Cara mendeteksi HIV

Untuk melakukan pendeteksian terhadap virus HIV ini ada tiga tipe yaitu ; melalui tes PCR (polymerase chain reaction), tes antibodi HIV, dan tes antigen HIV. Tes reaksi berantai polimerase (PCR) merupakan teknik deteksi berbasis asam nukleat (DNA dan RNA) yang dapat mendeteksi keberadaan materi genetik HIV di dalam tubuh manusia. Tes ini sering pula dikenal sebagai tes beban virus atau tes amplifikasi asam nukleat (HIV NAAT).

Kemudian, PCR DNA biasa merupakan metode kualitatif yang hanya bisa mendeteksi ada atau tidaknya DNA virus. Sedangkan, untuk deteksi RNA virus dapat dilakukan dengan metode real-time PCR yang merupakan metode kuantitatif.

Tipe pendeteksian asam nukleat ini dapat mendeteksi keberadaan HIV pada 11-16 hari sejak awal infeksi terjadi. Tes ini biasanya digunakan untuk mendeteksi HIV pada bayi yang baru lahir, namun jarang digunakan pada individu dewasa karena biaya tes PCR yang mahal dan tingkat kesulitan mengelola dan menafsirkan hasil tes ini lebih tinggi bila dibandingkan tes lainnya.

Untuk mendeteksi HIV pada orang dewasa, lebih sering digunakan tes antibodi HIV yang murah dan akurat. Seseorang yang terinfeksi HIV akan menghasilkan antibodi untuk melawan infeksi tersebut. Tes antibodi HIV akan mendeteksi antibodi yang terbentuk di darah, saliva (liur), dan urin. Sejak tahun 2002, telah dikembangkan suatu penguji cepat (rapid test) untuk mendeteksi antibodi HIV dari tetesan darah ataupun sampel liur (saliva) manusia.

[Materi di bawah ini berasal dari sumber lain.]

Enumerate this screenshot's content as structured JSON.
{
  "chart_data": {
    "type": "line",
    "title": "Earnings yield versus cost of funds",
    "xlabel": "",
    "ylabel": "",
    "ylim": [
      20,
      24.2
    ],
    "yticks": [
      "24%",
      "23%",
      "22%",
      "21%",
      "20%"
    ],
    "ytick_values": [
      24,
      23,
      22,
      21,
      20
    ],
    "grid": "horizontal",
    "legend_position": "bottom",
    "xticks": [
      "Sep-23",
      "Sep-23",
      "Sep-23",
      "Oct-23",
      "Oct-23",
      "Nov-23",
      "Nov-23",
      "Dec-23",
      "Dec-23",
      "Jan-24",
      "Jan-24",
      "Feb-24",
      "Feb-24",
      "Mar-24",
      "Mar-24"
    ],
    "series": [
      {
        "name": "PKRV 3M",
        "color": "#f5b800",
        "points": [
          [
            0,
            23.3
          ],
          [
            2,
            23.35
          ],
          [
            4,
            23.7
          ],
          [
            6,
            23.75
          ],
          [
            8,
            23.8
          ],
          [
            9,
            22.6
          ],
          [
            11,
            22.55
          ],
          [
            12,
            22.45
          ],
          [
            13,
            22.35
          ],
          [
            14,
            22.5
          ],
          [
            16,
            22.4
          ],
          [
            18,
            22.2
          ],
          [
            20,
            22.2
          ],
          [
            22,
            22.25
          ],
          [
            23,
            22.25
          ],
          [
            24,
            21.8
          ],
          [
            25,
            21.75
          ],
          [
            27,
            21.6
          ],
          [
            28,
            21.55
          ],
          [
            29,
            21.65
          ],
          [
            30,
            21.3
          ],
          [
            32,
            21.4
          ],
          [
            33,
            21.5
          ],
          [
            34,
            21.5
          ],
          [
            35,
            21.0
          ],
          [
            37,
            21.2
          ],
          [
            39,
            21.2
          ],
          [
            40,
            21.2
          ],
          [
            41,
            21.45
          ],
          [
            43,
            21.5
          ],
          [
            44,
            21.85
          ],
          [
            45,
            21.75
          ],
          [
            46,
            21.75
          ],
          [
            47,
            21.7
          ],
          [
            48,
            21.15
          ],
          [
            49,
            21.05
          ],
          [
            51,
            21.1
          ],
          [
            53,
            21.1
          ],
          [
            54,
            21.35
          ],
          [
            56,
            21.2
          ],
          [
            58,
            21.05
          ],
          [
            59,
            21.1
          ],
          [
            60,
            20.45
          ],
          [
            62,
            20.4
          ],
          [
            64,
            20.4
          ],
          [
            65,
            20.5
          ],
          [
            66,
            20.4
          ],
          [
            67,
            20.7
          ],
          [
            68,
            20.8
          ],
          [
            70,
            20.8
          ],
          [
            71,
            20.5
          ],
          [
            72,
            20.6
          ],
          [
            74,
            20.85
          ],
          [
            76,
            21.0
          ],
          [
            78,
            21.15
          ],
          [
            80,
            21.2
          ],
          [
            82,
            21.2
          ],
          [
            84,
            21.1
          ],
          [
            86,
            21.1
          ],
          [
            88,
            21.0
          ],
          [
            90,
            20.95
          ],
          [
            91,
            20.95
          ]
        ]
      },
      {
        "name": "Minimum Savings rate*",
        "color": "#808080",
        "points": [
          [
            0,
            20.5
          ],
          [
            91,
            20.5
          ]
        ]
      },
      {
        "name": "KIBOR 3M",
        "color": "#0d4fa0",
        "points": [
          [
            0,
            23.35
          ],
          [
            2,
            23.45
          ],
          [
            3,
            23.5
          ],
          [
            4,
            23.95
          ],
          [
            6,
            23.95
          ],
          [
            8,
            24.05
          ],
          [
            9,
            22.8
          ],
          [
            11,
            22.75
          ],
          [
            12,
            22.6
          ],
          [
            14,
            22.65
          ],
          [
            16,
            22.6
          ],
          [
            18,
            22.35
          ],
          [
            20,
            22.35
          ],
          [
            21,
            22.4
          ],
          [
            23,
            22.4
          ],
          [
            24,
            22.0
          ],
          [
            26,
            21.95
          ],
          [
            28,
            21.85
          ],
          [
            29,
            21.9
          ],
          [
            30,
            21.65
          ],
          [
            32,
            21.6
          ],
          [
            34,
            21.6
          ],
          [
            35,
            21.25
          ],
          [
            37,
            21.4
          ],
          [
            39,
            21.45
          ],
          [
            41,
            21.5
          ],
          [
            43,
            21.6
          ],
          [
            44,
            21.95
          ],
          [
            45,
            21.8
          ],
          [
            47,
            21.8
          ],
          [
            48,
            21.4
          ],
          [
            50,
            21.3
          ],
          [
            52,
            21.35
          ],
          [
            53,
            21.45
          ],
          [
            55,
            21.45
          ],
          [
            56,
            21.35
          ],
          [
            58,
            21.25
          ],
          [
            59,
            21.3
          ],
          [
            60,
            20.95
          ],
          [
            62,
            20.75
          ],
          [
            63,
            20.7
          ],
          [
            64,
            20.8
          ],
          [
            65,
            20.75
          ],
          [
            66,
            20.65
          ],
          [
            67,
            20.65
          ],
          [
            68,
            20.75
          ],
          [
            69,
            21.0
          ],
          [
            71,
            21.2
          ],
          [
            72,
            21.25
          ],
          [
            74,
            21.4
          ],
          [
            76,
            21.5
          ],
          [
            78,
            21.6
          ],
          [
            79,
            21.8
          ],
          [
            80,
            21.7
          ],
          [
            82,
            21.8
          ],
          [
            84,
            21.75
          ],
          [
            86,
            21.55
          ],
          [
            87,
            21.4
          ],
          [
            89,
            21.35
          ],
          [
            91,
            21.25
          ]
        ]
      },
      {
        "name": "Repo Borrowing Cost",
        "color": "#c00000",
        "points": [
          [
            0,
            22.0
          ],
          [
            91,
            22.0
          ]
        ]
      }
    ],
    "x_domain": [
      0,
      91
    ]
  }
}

Sampel dari tubuh pasien tersebut akan dicampur dengan larutan tertentu. Kemudian, kepingan alat uji (test strip) dimasukkan dan apabila menunjukkan hasil positif maka akan muncul dua pita berwarna ungu kemerahan. Tingkat akurasi dari alat uji ini mencapai 99.6%, namun semua hasil positif harus dikonfirmasi kembali dengan ELISA (Enzyme-linked immunosorbent assay).

ELISA merupakan sebuah metode penelitian untuk penetapan kadar imunosorben taut-enzim’, merupakan uji serologis yang umum digunakan di berbagai laboratorium imunologi. Uji ini memiliki beberapa keunggulan seperti teknik pengerjaan yang relatif sederhana, ekonomis, dan memiliki sensitivitas yang cukup tinggi.

Selain ELISA, tes antibodi HIV lain yang dapat digunakan untuk pemeriksaan lanjut adalah Western blot.

Selanjutnya, tes antigen dapat mendeteksi antigen (protein P24) pada HIV yang memicu respon antibodi. Pada tahap awal infeksi HIV, P24 diproduksi dalam jumlah tinggi dan dapat ditemukan dalam serum darah. Tes antibodi dan tes antigen digunakan secara berkesinambungan untuk memberikan hasil deteksi yang lebih akurat dan lebih awal. Tes ini jarang digunakan sendiri karena sensitivitasnya yang rendah dan hanya bisa bekerja sebelum antibodi terhadap HIV terbentuk.

Kasus HIV/AIDS di Indonesia

Badan Pusat Statistik (BPS) mencatat, bahwa kasus HIV di Indonesia mengalami peningkatan tajam sejak tahun 2010-2019 silam. Di mana pada kasus tahun 2010 tercatat ada 21.591 kasus, kemudian pada tahun 2019 jumlahnya mencapai 50.282 kasus.

Sementara untuk kasus penderita AIDS cenderung landai. Pada tahun 2010 tercatat ada 7.437 kasus, kemudian pada tahun 2019 menurut menjadi 7.036 kasus.

Berdasarkan provinsi, HIV paling banyak terjadi Jawa Timur, yakni 8.935 kasus. Sedangkan, AIDS paling banyak terjadi di Jawa Tengah, yakni 1.613 kasus. Mayoritas penderita HIV/AIDS merupakan laki-laki. Sedangkan berdasarkan usia, penderitanya paling banyak berumur 25-49 tahun.

Tingginya kasus HIV di Indonesia salah satunya disebabkan oleh perilaku seks bebas. Selain itu, hal tersebut karena masih rendahnya pengetahuan masyarakat tentang perilaku seksual berisiko, pencegahan kehamilan yang tidak diinginkan, serta penyakit menular seksual.